As a bipartisan tide in Washington turns against China, the areas in which a Biden administration’s posture towards China could differ from Trump’s are limited. However, there are a number of areas where a shift away from Trump-style foreign policy could hurt Beijing. As a state with few formal allies but tremendous economic might, the withdrawal of the US from many of its global leadership roles under Trump has provided an opportunity for China to reorient its global diplomatic presence.

Barring unforeseen circumstances, it will be Xi Jinping who will be calling the shots from Beijing, and he will be doing so indefinitely.

In 2019, Malaysia’s then prime minister Mahathir Mohamed expressed this bluntly. “Well, it depends on how they behave,” he said when asked if his country would take sides in a US-China trade war. “Currently the US is very unpredictable as to the things they do.”

Philippines President Rodrigo Duterte has also distanced himself from the US and cozied up to China, to the point of tearing up a status of forces agreement, effectively ending the country’s longstanding alliance with the American military.

Even among close allies, the US has struggled to form a united front, as Germany, France, and the United Kingdom have all been very reluctant to ban Chinese telecoms equipment firm Huawei from providing their 5G network infrastructure.

It seems safe to assume that any alternative to a presidency as globally unpopular as Trump’s will improve America’s standing in the world. Yet while Trump attracts the lion’s share of the attention, there are many broader trends which transcend him. China’s power relative to the US has grown steadily over decades, and their interests are diverging in a number of ways. The era of US hegemony is coming to an end, and global power is becoming increasingly multipolar. This is unlikely to change, regardless of who is in the White House.

But … what matters, to the one person who matters most?

Yet as much as analysts may enjoy speculating how the two potential presidential scenarios could affect the geopolitical chess board, there is one constant that is highly unlikely to change: barring unforeseen circumstances, it will be Xi Jinping who will be calling the shots from Beijing, and he will be doing so indefinitely.

In his eight years so far in power his words and actions have displayed a consistent worldview. He is by nearly all accounts obsessed with maintaining internal control. He has ruthlessly and effectively consolidated power. Xi is a student of the fall of the Soviet Union, which he believes was largely a result of Gorbachev’s liberalising reforms. Whether in response to unrest in Xinjiang, protest movements in Hong Kong, online dissent, official corruption, or even a pandemic, Xi has used a number of tactics but has maintained one single strategy and direction: crack down, stifle, and take further control.
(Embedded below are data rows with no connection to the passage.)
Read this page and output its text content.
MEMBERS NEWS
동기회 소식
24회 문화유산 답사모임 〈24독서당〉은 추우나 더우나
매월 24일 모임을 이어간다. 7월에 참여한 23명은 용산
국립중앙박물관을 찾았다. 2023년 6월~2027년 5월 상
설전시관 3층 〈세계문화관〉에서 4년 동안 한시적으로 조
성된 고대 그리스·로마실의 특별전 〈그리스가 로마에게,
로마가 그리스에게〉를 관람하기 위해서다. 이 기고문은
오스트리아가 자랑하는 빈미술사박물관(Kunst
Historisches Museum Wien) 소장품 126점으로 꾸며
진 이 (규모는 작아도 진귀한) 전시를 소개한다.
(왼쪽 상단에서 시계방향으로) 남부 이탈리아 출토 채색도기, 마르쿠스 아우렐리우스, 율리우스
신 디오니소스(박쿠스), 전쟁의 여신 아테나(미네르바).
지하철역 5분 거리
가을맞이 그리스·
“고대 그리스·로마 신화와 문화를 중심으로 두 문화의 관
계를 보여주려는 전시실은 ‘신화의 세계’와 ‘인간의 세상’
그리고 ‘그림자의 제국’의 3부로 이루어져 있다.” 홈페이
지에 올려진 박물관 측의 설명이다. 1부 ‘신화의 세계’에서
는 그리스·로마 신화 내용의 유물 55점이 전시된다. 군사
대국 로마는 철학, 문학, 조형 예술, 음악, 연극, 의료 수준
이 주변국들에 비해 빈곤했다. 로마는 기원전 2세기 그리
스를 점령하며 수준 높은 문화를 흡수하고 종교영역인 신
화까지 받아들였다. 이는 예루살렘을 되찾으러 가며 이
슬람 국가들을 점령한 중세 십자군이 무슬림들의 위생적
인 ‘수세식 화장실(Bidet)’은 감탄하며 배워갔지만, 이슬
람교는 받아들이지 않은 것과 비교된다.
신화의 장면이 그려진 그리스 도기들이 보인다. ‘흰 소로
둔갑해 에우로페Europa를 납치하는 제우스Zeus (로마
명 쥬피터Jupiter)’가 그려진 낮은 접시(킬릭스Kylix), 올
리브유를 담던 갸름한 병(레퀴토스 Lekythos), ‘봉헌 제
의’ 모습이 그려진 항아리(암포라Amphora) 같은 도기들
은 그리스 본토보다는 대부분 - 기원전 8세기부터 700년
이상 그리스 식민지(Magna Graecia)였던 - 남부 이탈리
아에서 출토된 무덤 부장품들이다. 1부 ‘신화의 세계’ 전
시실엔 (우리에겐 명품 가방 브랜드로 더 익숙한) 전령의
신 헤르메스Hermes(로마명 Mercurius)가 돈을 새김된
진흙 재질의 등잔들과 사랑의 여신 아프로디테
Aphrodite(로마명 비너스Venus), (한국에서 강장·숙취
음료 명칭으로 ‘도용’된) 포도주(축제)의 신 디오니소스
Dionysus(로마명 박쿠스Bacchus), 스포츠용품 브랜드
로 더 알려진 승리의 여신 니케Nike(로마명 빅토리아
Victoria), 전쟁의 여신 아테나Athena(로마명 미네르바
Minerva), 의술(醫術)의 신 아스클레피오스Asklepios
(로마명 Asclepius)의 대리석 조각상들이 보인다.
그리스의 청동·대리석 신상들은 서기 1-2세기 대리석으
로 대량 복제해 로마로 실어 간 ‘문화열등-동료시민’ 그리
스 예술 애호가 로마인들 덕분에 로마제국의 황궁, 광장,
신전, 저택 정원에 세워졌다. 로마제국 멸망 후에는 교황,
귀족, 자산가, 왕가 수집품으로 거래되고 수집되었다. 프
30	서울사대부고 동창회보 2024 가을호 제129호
Xi appears quite willing to sacrifice international relations in the name of centralising his domestic authority. He has encouraged a nationalistic fervor both at home and abroad, embodied in a combative “wolf warrior” style of diplomacy that rallies China’s online mobs but severely harms their relationships with their most important trading partners. Considering his leadership priorities, this does make some sense. An open China, friendly and interconnected with the rest of the world leads to a population with many different interests, goals, philosophies, and yes, even leaders. A closed China that views the outside world as a threat has little choice but to rally around their leader.

There may be many people in China, its government, and the Communist Party that would rather deal with a Biden presidency, while others may prefer another four years of Trump. Yet at this moment, there only seems to be one person whose opinion really matters. And it appears his preference is perpetually whoever and whatever allows him to gain and maintain domestic control.